Затем он повернулся к Маше. Она, все так же, как и Антон втолкнул ее сюда, стояла на одном месте, глядя то на него, то на Антона, – какая-то вся растерянно-преображенная по-новому, даже красивая. Так Антон, словно спаситель, до конца убедился в том, что Тамонов, несмотря на большую разницу лет, любил ее, Машу. А она?
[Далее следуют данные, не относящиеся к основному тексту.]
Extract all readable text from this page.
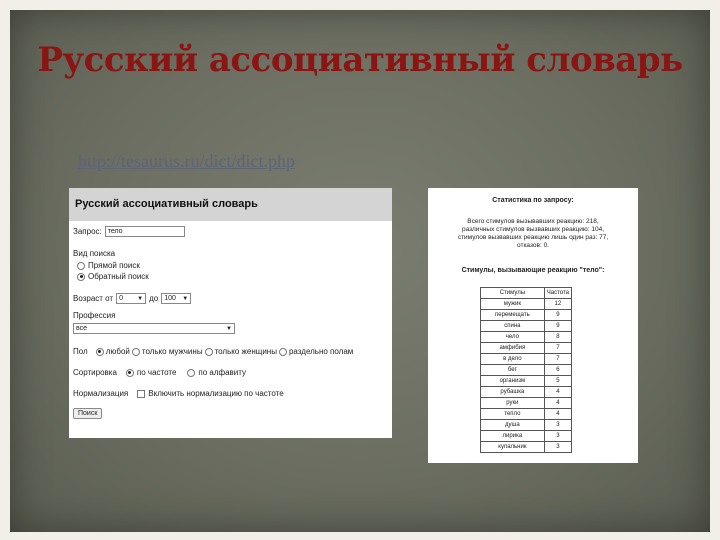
Русский ассоциативный словарь
http://tesaurus.ru/dict/dict.php
Русский ассоциативный словарь
Запрос: тело
Вид поиска
Прямой поиск
Обратный поиск
Возраст от 0 ▼ до 100 ▼
Профессия
все	▼
Пол любой только мужчины только женщины раздельно полам
Сортировка	по частоте	по алфавиту
Нормализация	Включить нормализацию по частоте
Поиск
Статистика по запросу:
Всего стимулов вызывавших реакцию: 218,
различных стимулов вызвавших реакцию: 104,
стимулов вызвавших реакцию лишь один раз: 77,
отказов: 0.
Стимулы, вызывающие реакцию "тело":
Стимулы	Частота
мужик	12
перемещать	9
спина	9
чело	8
амфибия	7
в дело	7
бег	6
организм	5
рубашка	4
руки	4
тепло	4
душа	3
лирика	3
купальник	3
Антону казалось так, что если и она его любила, то, возможно, потому что ее как бы подвели к такой закономерности разговорами, мнением, наверняка дошедшими до нее. Ведь Илья Федорович был не глуп, много знал и умел, что рассказать; он привык к ее частым посещениям, как к чему-то естественно необходимому, а она привыкла к оказываемому ей мужскому вниманию и с готовностью выслушивала его, не краснея за себя перед ним ни в чем.
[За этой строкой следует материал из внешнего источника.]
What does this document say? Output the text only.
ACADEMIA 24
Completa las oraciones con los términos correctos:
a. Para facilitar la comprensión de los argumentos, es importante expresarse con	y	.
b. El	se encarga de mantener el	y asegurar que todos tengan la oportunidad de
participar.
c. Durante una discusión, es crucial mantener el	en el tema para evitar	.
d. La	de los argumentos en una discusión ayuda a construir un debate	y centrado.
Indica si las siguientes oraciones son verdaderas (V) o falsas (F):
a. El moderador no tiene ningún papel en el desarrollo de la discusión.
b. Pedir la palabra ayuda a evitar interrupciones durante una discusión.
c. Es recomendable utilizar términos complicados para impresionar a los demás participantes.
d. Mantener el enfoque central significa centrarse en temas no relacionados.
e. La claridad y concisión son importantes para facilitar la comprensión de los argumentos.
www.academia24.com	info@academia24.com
Антон, разгоряченный и точно наказуемый враз той невидимой силой, которой была его молодость с ее ошибками, заблуждениями и взлетами, как в тумане, вошел снова в зал к веселившимся сослуживцам, снова прочел в чьих-то женских глазах скучный настойчивый вопрос: «Вот ты уедешь на Родину – кем же ты станешь? Обычным рисовальщиком?» Это уже преследовало его навязчиво. Невозможно. Он повернулся и спустился по ступенькам под пышно раскинувшиеся над тротуарами каштаны.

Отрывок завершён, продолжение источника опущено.